To obtain pointwise confidence intervals for the ROC with the double-or-nothing
bootstrap, use
```
ci_tpr_at_fnr, ci_auc = uq.get_roc_ci(target_fpr=[0.01, 0.1], alpha = 0.05)
ci_tpr_at_fnr, ci_auc
```

See the code in `examples/morph.ipynb` for a more detailed example on how to use
the package. In case of large datasets, the computations of the uncertainty may
be burdensome. Luckily, the computational speed of the functions in this package
can be substantially improved. Contact me if you are interested in this. 

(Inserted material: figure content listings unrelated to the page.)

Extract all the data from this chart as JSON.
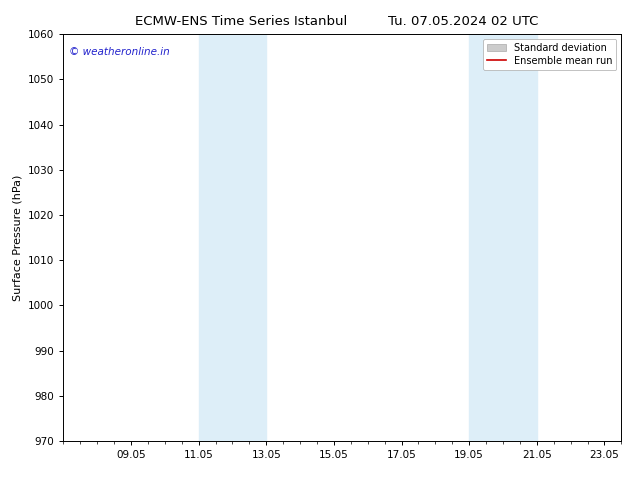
{
  "title_left": "ECMW-ENS Time Series Istanbul",
  "title_right": "Tu. 07.05.2024 02 UTC",
  "ylabel": "Surface Pressure (hPa)",
  "ylim": [
    970,
    1060
  ],
  "yticks": [
    970,
    980,
    990,
    1000,
    1010,
    1020,
    1030,
    1040,
    1050,
    1060
  ],
  "xlim": [
    0,
    16
  ],
  "xtick_labels": [
    "09.05",
    "11.05",
    "13.05",
    "15.05",
    "17.05",
    "19.05",
    "21.05",
    "23.05"
  ],
  "xtick_positions": [
    2,
    4,
    6,
    8,
    10,
    12,
    14,
    16
  ],
  "shaded_bands": [
    {
      "x_start": 4,
      "x_end": 6
    },
    {
      "x_start": 12,
      "x_end": 14
    }
  ],
  "shaded_color": "#ddeef8",
  "watermark_text": "© weatheronline.in",
  "watermark_color": "#2222cc",
  "legend_items": [
    "Standard deviation",
    "Ensemble mean run"
  ],
  "legend_patch_color": "#cccccc",
  "legend_line_color": "#cc0000",
  "background_color": "#ffffff",
  "title_fontsize": 9.5,
  "label_fontsize": 8,
  "tick_fontsize": 7.5,
  "watermark_fontsize": 7.5,
  "legend_fontsize": 7
}
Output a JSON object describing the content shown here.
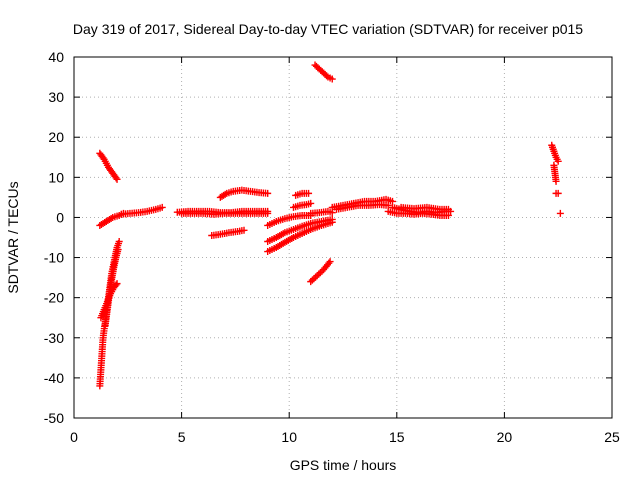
{
  "chart_data": {
    "type": "scatter",
    "title": "Day 319 of 2017, Sidereal Day-to-day VTEC variation (SDTVAR) for receiver p015",
    "xlabel": "GPS time / hours",
    "ylabel": "SDTVAR / TECUs",
    "xlim": [
      0,
      25
    ],
    "ylim": [
      -50,
      40
    ],
    "xticks": [
      "0",
      "5",
      "10",
      "15",
      "20",
      "25"
    ],
    "yticks": [
      "-50",
      "-40",
      "-30",
      "-20",
      "-10",
      "0",
      "10",
      "20",
      "30",
      "40"
    ],
    "grid": true,
    "marker": "plus",
    "color": "#ff0000",
    "series": [
      {
        "segments": [
          [
            [
              1.2,
              16
            ],
            [
              1.4,
              14.5
            ],
            [
              1.6,
              12.5
            ],
            [
              1.8,
              11
            ],
            [
              2.0,
              9.5
            ]
          ],
          [
            [
              1.25,
              -25
            ],
            [
              1.4,
              -23
            ],
            [
              1.55,
              -21
            ],
            [
              1.7,
              -19
            ],
            [
              1.85,
              -17.5
            ],
            [
              2.0,
              -16.5
            ]
          ],
          [
            [
              1.2,
              -42
            ],
            [
              1.25,
              -38
            ],
            [
              1.3,
              -34
            ],
            [
              1.35,
              -30
            ],
            [
              1.45,
              -26
            ],
            [
              1.55,
              -22
            ],
            [
              1.65,
              -18
            ],
            [
              1.75,
              -14
            ],
            [
              1.9,
              -10
            ],
            [
              2.0,
              -7.5
            ],
            [
              2.1,
              -6
            ]
          ],
          [
            [
              1.45,
              -27
            ],
            [
              1.55,
              -23
            ],
            [
              1.65,
              -19
            ],
            [
              1.75,
              -15.5
            ],
            [
              1.85,
              -12.5
            ],
            [
              1.95,
              -10
            ],
            [
              2.05,
              -8
            ]
          ],
          [
            [
              1.2,
              -2
            ],
            [
              1.5,
              -1
            ],
            [
              1.8,
              0
            ],
            [
              2.1,
              0.5
            ],
            [
              2.3,
              1
            ]
          ],
          [
            [
              2.2,
              0.8
            ],
            [
              2.6,
              1
            ],
            [
              3.0,
              1.2
            ],
            [
              3.4,
              1.5
            ],
            [
              3.8,
              2
            ],
            [
              4.1,
              2.5
            ]
          ],
          [
            [
              4.8,
              1.3
            ],
            [
              5.3,
              1.5
            ],
            [
              5.8,
              1.5
            ],
            [
              6.3,
              1.5
            ],
            [
              6.8,
              1.2
            ],
            [
              7.3,
              1.2
            ],
            [
              7.8,
              1.5
            ],
            [
              8.3,
              1.5
            ],
            [
              9.0,
              1.5
            ]
          ],
          [
            [
              5.0,
              1
            ],
            [
              5.5,
              1
            ],
            [
              6.0,
              1
            ],
            [
              6.5,
              0.8
            ],
            [
              7.0,
              1
            ],
            [
              7.5,
              1
            ],
            [
              8.0,
              1
            ],
            [
              8.5,
              1
            ],
            [
              9.0,
              1
            ]
          ],
          [
            [
              6.4,
              -4.5
            ],
            [
              6.8,
              -4.2
            ],
            [
              7.2,
              -3.8
            ],
            [
              7.6,
              -3.5
            ],
            [
              7.9,
              -3.2
            ]
          ],
          [
            [
              6.8,
              5
            ],
            [
              7.1,
              6
            ],
            [
              7.4,
              6.5
            ],
            [
              7.8,
              6.8
            ],
            [
              8.2,
              6.5
            ],
            [
              8.6,
              6.2
            ],
            [
              9.0,
              6
            ]
          ],
          [
            [
              9.0,
              -8.5
            ],
            [
              9.4,
              -7.5
            ],
            [
              9.8,
              -6.2
            ],
            [
              10.2,
              -5
            ],
            [
              10.6,
              -4
            ],
            [
              11.0,
              -3
            ],
            [
              11.5,
              -2
            ],
            [
              12.0,
              -1.2
            ]
          ],
          [
            [
              9.0,
              -6
            ],
            [
              9.4,
              -5
            ],
            [
              9.8,
              -3.8
            ],
            [
              10.2,
              -3
            ],
            [
              10.6,
              -2.2
            ],
            [
              11.0,
              -1.5
            ],
            [
              11.5,
              -1
            ],
            [
              12.0,
              -0.5
            ]
          ],
          [
            [
              9.0,
              -2
            ],
            [
              9.4,
              -1
            ],
            [
              9.8,
              -0.3
            ],
            [
              10.2,
              0.2
            ],
            [
              10.6,
              0.5
            ],
            [
              11.0,
              0.5
            ]
          ],
          [
            [
              10.3,
              5.5
            ],
            [
              10.6,
              6
            ],
            [
              10.9,
              6
            ]
          ],
          [
            [
              10.2,
              2.5
            ],
            [
              10.5,
              3
            ],
            [
              10.8,
              3.2
            ],
            [
              11.0,
              3.5
            ]
          ],
          [
            [
              11.0,
              1
            ],
            [
              11.4,
              1.2
            ],
            [
              11.8,
              1.5
            ],
            [
              12.0,
              1.2
            ]
          ],
          [
            [
              11.0,
              -16
            ],
            [
              11.3,
              -14.5
            ],
            [
              11.6,
              -13
            ],
            [
              11.9,
              -11
            ]
          ],
          [
            [
              11.2,
              38
            ],
            [
              11.4,
              37
            ],
            [
              11.6,
              36
            ],
            [
              11.8,
              35
            ],
            [
              12.0,
              34.5
            ]
          ],
          [
            [
              12.0,
              2.5
            ],
            [
              12.5,
              3
            ],
            [
              13.0,
              3.5
            ],
            [
              13.5,
              4
            ],
            [
              14.0,
              4
            ],
            [
              14.5,
              4.5
            ],
            [
              14.8,
              4
            ]
          ],
          [
            [
              12.2,
              2
            ],
            [
              12.7,
              2.5
            ],
            [
              13.2,
              3
            ],
            [
              13.7,
              3
            ],
            [
              14.2,
              3.2
            ],
            [
              14.6,
              3
            ]
          ],
          [
            [
              14.8,
              2.5
            ],
            [
              15.2,
              2
            ],
            [
              15.6,
              1.5
            ],
            [
              16.0,
              1.2
            ],
            [
              16.4,
              1.5
            ],
            [
              16.8,
              1.2
            ],
            [
              17.2,
              1.5
            ],
            [
              17.5,
              1.5
            ]
          ],
          [
            [
              14.6,
              1.5
            ],
            [
              15.0,
              1
            ],
            [
              15.4,
              1
            ],
            [
              15.8,
              0.8
            ],
            [
              16.2,
              1
            ],
            [
              16.6,
              0.8
            ],
            [
              17.0,
              0.5
            ],
            [
              17.4,
              0.5
            ]
          ],
          [
            [
              15.2,
              2.5
            ],
            [
              15.8,
              2.2
            ],
            [
              16.4,
              2.5
            ],
            [
              17.0,
              2
            ],
            [
              17.4,
              2
            ]
          ],
          [
            [
              22.2,
              18
            ],
            [
              22.3,
              16.5
            ],
            [
              22.4,
              15
            ],
            [
              22.5,
              14
            ]
          ],
          [
            [
              22.3,
              13
            ],
            [
              22.35,
              11
            ],
            [
              22.4,
              9
            ]
          ],
          [
            [
              22.4,
              6
            ],
            [
              22.5,
              6
            ]
          ],
          [
            [
              22.6,
              1
            ]
          ]
        ]
      }
    ]
  }
}
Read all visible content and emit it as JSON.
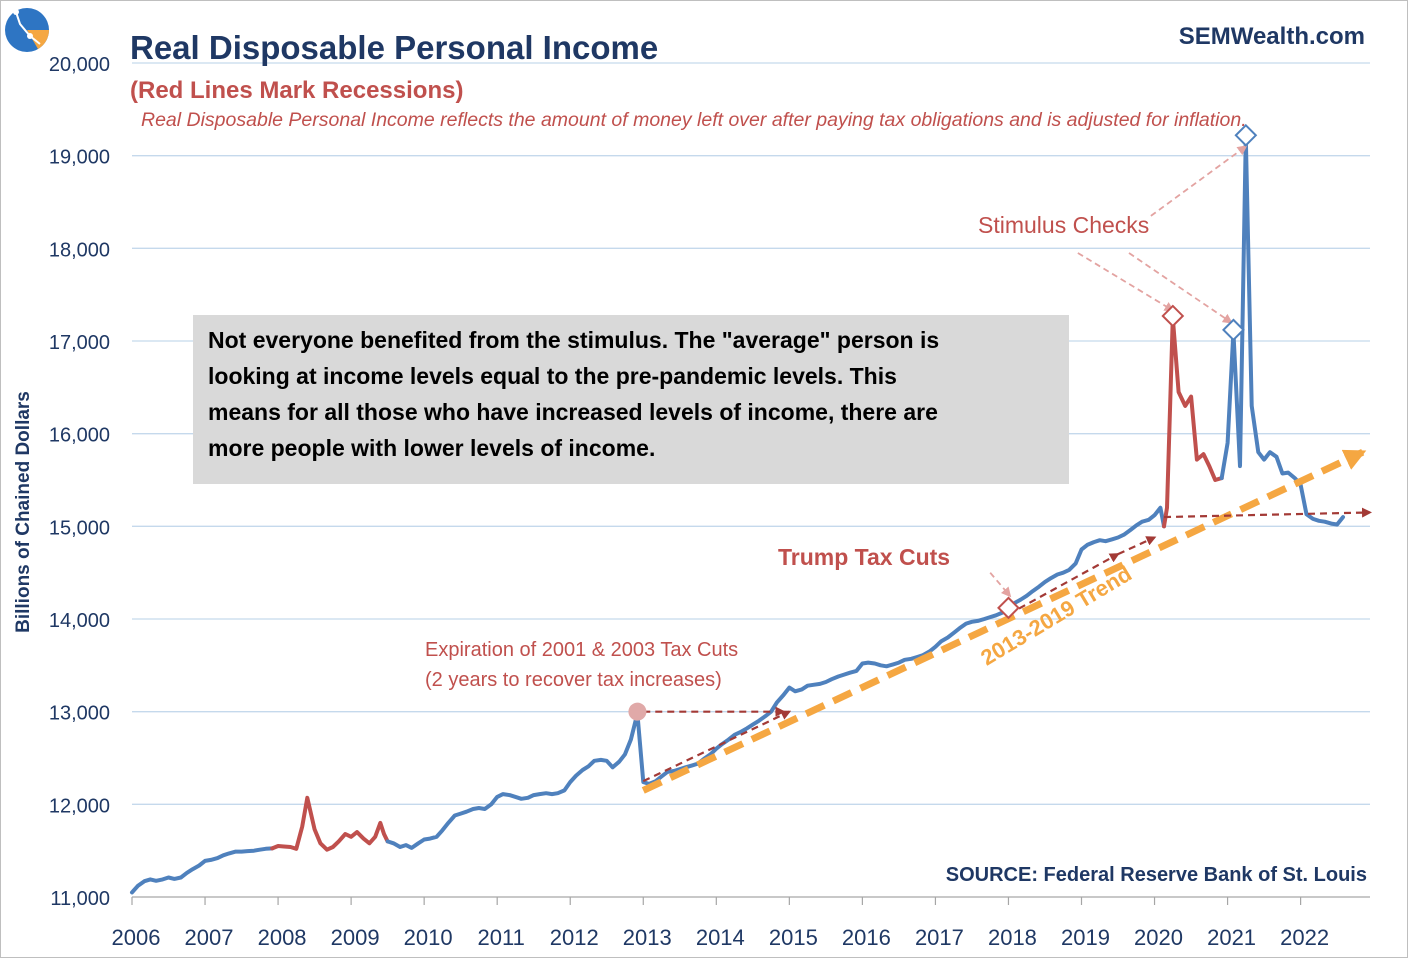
{
  "chart_data": {
    "type": "line",
    "title": "Real Disposable Personal Income",
    "subtitle": "(Red Lines Mark Recessions)",
    "description": "Real Disposable Personal Income reflects the amount of money left over after paying tax obligations and is adjusted for inflation.",
    "brand": "SEMWealth.com",
    "source": "SOURCE:  Federal Reserve Bank of St. Louis",
    "ylabel": "Billions of Chained Dollars",
    "xlabel": "",
    "ylim": [
      11000,
      20000
    ],
    "xlim": [
      2006,
      2022.95
    ],
    "y_ticks": [
      11000,
      12000,
      13000,
      14000,
      15000,
      16000,
      17000,
      18000,
      19000,
      20000
    ],
    "y_tick_labels": [
      "11,000",
      "12,000",
      "13,000",
      "14,000",
      "15,000",
      "16,000",
      "17,000",
      "18,000",
      "19,000",
      "20,000"
    ],
    "x_ticks": [
      2006,
      2007,
      2008,
      2009,
      2010,
      2011,
      2012,
      2013,
      2014,
      2015,
      2016,
      2017,
      2018,
      2019,
      2020,
      2021,
      2022
    ],
    "x_tick_labels": [
      "2006",
      "2007",
      "2008",
      "2009",
      "2010",
      "2011",
      "2012",
      "2013",
      "2014",
      "2015",
      "2016",
      "2017",
      "2018",
      "2019",
      "2020",
      "2021",
      "2022"
    ],
    "grid": "horizontal",
    "colors": {
      "line": "#4f81bd",
      "recession": "#c0504d",
      "trend": "#f5a742",
      "title": "#1f3864",
      "annotation": "#c0504d",
      "box": "#d9d9d9",
      "grid": "#c5d9ec"
    },
    "series": [
      {
        "points": [
          [
            2006.0,
            11050
          ],
          [
            2006.08,
            11120
          ],
          [
            2006.17,
            11170
          ],
          [
            2006.25,
            11190
          ],
          [
            2006.33,
            11175
          ],
          [
            2006.42,
            11190
          ],
          [
            2006.5,
            11210
          ],
          [
            2006.58,
            11195
          ],
          [
            2006.67,
            11210
          ],
          [
            2006.75,
            11260
          ],
          [
            2006.83,
            11300
          ],
          [
            2006.92,
            11340
          ],
          [
            2007.0,
            11390
          ],
          [
            2007.08,
            11400
          ],
          [
            2007.17,
            11420
          ],
          [
            2007.25,
            11450
          ],
          [
            2007.33,
            11470
          ],
          [
            2007.42,
            11490
          ],
          [
            2007.5,
            11490
          ],
          [
            2007.58,
            11495
          ],
          [
            2007.67,
            11500
          ],
          [
            2007.75,
            11510
          ],
          [
            2007.83,
            11520
          ],
          [
            2007.92,
            11525
          ]
        ]
      },
      {
        "points": [
          [
            2007.92,
            11525
          ],
          [
            2008.0,
            11550
          ],
          [
            2008.08,
            11545
          ],
          [
            2008.17,
            11540
          ],
          [
            2008.25,
            11520
          ],
          [
            2008.33,
            11760
          ],
          [
            2008.4,
            12070
          ],
          [
            2008.5,
            11730
          ],
          [
            2008.58,
            11580
          ],
          [
            2008.67,
            11510
          ],
          [
            2008.75,
            11540
          ],
          [
            2008.83,
            11600
          ],
          [
            2008.92,
            11680
          ],
          [
            2009.0,
            11650
          ],
          [
            2009.08,
            11700
          ],
          [
            2009.17,
            11630
          ],
          [
            2009.25,
            11580
          ],
          [
            2009.33,
            11650
          ],
          [
            2009.4,
            11800
          ],
          [
            2009.45,
            11680
          ],
          [
            2009.5,
            11600
          ]
        ]
      },
      {
        "points": [
          [
            2009.5,
            11600
          ],
          [
            2009.58,
            11580
          ],
          [
            2009.67,
            11540
          ],
          [
            2009.75,
            11560
          ],
          [
            2009.83,
            11530
          ],
          [
            2009.92,
            11580
          ],
          [
            2010.0,
            11620
          ],
          [
            2010.08,
            11630
          ],
          [
            2010.17,
            11650
          ],
          [
            2010.25,
            11720
          ],
          [
            2010.33,
            11800
          ],
          [
            2010.42,
            11880
          ],
          [
            2010.5,
            11900
          ],
          [
            2010.58,
            11920
          ],
          [
            2010.67,
            11950
          ],
          [
            2010.75,
            11960
          ],
          [
            2010.83,
            11950
          ],
          [
            2010.92,
            12000
          ],
          [
            2011.0,
            12080
          ],
          [
            2011.08,
            12110
          ],
          [
            2011.17,
            12100
          ],
          [
            2011.25,
            12080
          ],
          [
            2011.33,
            12060
          ],
          [
            2011.42,
            12070
          ],
          [
            2011.5,
            12100
          ],
          [
            2011.58,
            12110
          ],
          [
            2011.67,
            12120
          ],
          [
            2011.75,
            12110
          ],
          [
            2011.83,
            12120
          ],
          [
            2011.92,
            12150
          ],
          [
            2012.0,
            12240
          ],
          [
            2012.08,
            12310
          ],
          [
            2012.17,
            12370
          ],
          [
            2012.25,
            12410
          ],
          [
            2012.33,
            12470
          ],
          [
            2012.42,
            12480
          ],
          [
            2012.5,
            12470
          ],
          [
            2012.58,
            12400
          ],
          [
            2012.67,
            12460
          ],
          [
            2012.75,
            12540
          ],
          [
            2012.83,
            12700
          ],
          [
            2012.92,
            12980
          ],
          [
            2013.0,
            12240
          ],
          [
            2013.08,
            12220
          ],
          [
            2013.17,
            12250
          ],
          [
            2013.25,
            12300
          ],
          [
            2013.33,
            12350
          ],
          [
            2013.42,
            12360
          ],
          [
            2013.5,
            12380
          ],
          [
            2013.58,
            12400
          ],
          [
            2013.67,
            12420
          ],
          [
            2013.75,
            12440
          ],
          [
            2013.83,
            12490
          ],
          [
            2013.92,
            12540
          ],
          [
            2014.0,
            12600
          ],
          [
            2014.08,
            12650
          ],
          [
            2014.17,
            12700
          ],
          [
            2014.25,
            12750
          ],
          [
            2014.33,
            12780
          ],
          [
            2014.42,
            12820
          ],
          [
            2014.5,
            12860
          ],
          [
            2014.58,
            12900
          ],
          [
            2014.67,
            12950
          ],
          [
            2014.75,
            13000
          ],
          [
            2014.83,
            13100
          ],
          [
            2014.92,
            13180
          ],
          [
            2015.0,
            13260
          ],
          [
            2015.08,
            13220
          ],
          [
            2015.17,
            13240
          ],
          [
            2015.25,
            13280
          ],
          [
            2015.33,
            13290
          ],
          [
            2015.42,
            13300
          ],
          [
            2015.5,
            13320
          ],
          [
            2015.58,
            13350
          ],
          [
            2015.67,
            13380
          ],
          [
            2015.75,
            13400
          ],
          [
            2015.83,
            13420
          ],
          [
            2015.92,
            13440
          ],
          [
            2016.0,
            13520
          ],
          [
            2016.08,
            13530
          ],
          [
            2016.17,
            13520
          ],
          [
            2016.25,
            13500
          ],
          [
            2016.33,
            13490
          ],
          [
            2016.42,
            13510
          ],
          [
            2016.5,
            13530
          ],
          [
            2016.58,
            13560
          ],
          [
            2016.67,
            13570
          ],
          [
            2016.75,
            13590
          ],
          [
            2016.83,
            13610
          ],
          [
            2016.92,
            13650
          ],
          [
            2017.0,
            13700
          ],
          [
            2017.08,
            13760
          ],
          [
            2017.17,
            13800
          ],
          [
            2017.25,
            13850
          ],
          [
            2017.33,
            13900
          ],
          [
            2017.42,
            13950
          ],
          [
            2017.5,
            13970
          ],
          [
            2017.58,
            13980
          ],
          [
            2017.67,
            14000
          ],
          [
            2017.75,
            14020
          ],
          [
            2017.83,
            14040
          ],
          [
            2017.92,
            14070
          ],
          [
            2018.0,
            14130
          ],
          [
            2018.08,
            14170
          ],
          [
            2018.17,
            14210
          ],
          [
            2018.25,
            14250
          ],
          [
            2018.33,
            14300
          ],
          [
            2018.42,
            14350
          ],
          [
            2018.5,
            14400
          ],
          [
            2018.58,
            14440
          ],
          [
            2018.67,
            14480
          ],
          [
            2018.75,
            14500
          ],
          [
            2018.83,
            14530
          ],
          [
            2018.92,
            14600
          ],
          [
            2019.0,
            14750
          ],
          [
            2019.08,
            14800
          ],
          [
            2019.17,
            14830
          ],
          [
            2019.25,
            14850
          ],
          [
            2019.33,
            14840
          ],
          [
            2019.42,
            14860
          ],
          [
            2019.5,
            14880
          ],
          [
            2019.58,
            14910
          ],
          [
            2019.67,
            14960
          ],
          [
            2019.75,
            15010
          ],
          [
            2019.83,
            15050
          ],
          [
            2019.92,
            15070
          ],
          [
            2020.0,
            15120
          ],
          [
            2020.08,
            15200
          ],
          [
            2020.13,
            15000
          ]
        ]
      },
      {
        "points": [
          [
            2020.13,
            15000
          ],
          [
            2020.17,
            15200
          ],
          [
            2020.25,
            17250
          ],
          [
            2020.33,
            16450
          ],
          [
            2020.42,
            16300
          ],
          [
            2020.5,
            16400
          ],
          [
            2020.58,
            15720
          ],
          [
            2020.67,
            15780
          ],
          [
            2020.75,
            15650
          ],
          [
            2020.83,
            15500
          ],
          [
            2020.92,
            15520
          ]
        ]
      },
      {
        "points": [
          [
            2020.92,
            15520
          ],
          [
            2021.0,
            15900
          ],
          [
            2021.08,
            17100
          ],
          [
            2021.17,
            15650
          ],
          [
            2021.25,
            19200
          ],
          [
            2021.33,
            16300
          ],
          [
            2021.42,
            15800
          ],
          [
            2021.5,
            15720
          ],
          [
            2021.58,
            15800
          ],
          [
            2021.67,
            15750
          ],
          [
            2021.75,
            15570
          ],
          [
            2021.83,
            15580
          ],
          [
            2021.92,
            15520
          ],
          [
            2022.0,
            15450
          ],
          [
            2022.08,
            15130
          ],
          [
            2022.17,
            15080
          ],
          [
            2022.25,
            15060
          ],
          [
            2022.33,
            15050
          ],
          [
            2022.42,
            15030
          ],
          [
            2022.5,
            15020
          ],
          [
            2022.58,
            15100
          ]
        ]
      }
    ],
    "recession_series_indices": [
      1,
      3
    ],
    "trend": {
      "label": "2013-2019 Trend",
      "from": [
        2013.0,
        12150
      ],
      "to": [
        2022.85,
        15800
      ]
    },
    "recovery_arrows": [
      {
        "from": [
          2013.0,
          13000
        ],
        "to": [
          2014.92,
          13000
        ]
      },
      {
        "from": [
          2013.0,
          12250
        ],
        "to": [
          2015.0,
          13000
        ]
      },
      {
        "from": [
          2018.0,
          14050
        ],
        "to": [
          2019.5,
          14700
        ]
      },
      {
        "from": [
          2019.5,
          14700
        ],
        "to": [
          2020.0,
          14880
        ]
      },
      {
        "from": [
          2020.13,
          15100
        ],
        "to": [
          2022.95,
          15150
        ]
      }
    ],
    "annotations": {
      "stimulus_checks": "Stimulus Checks",
      "trump_tax_cuts": "Trump Tax Cuts",
      "expiration_line1": "Expiration of 2001 & 2003 Tax Cuts",
      "expiration_line2": "(2 years to recover tax increases)",
      "note_lines": [
        "Not everyone benefited from the stimulus. The \"average\" person is",
        "looking at income levels equal to the pre-pandemic levels. This",
        "means for all those who have increased levels of income, there are",
        "more people with lower levels of income."
      ]
    },
    "markers": [
      {
        "kind": "circle",
        "x": 2012.92,
        "y": 13000
      },
      {
        "kind": "diamond",
        "x": 2018.0,
        "y": 14120
      },
      {
        "kind": "diamond",
        "x": 2020.25,
        "y": 17270
      },
      {
        "kind": "diamond",
        "x": 2021.08,
        "y": 17120
      },
      {
        "kind": "diamond",
        "x": 2021.25,
        "y": 19220
      }
    ]
  }
}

We have moved all the code related to the experiments in the paper to another
branch named `paper`. 

## :books: Citation

To cite our paper/code/package, use

```
@article{fogliato2023confidence,
  title={Confidence Intervals for Error Rates in Matching Tasks: Critical Statistical Analysis and Recommendations},
  author={Fogliato, Riccardo and Patil, Pratik and Perona, Pietro},
  journal={arXiv preprint arXiv:2306.01198},
  year={2023}
}
```

## Security

See [CONTRIBUTING](CONTRIBUTING.md#security-issue-notifications) for more
information.

## License

This project is licensed under the Apache-2.0 License.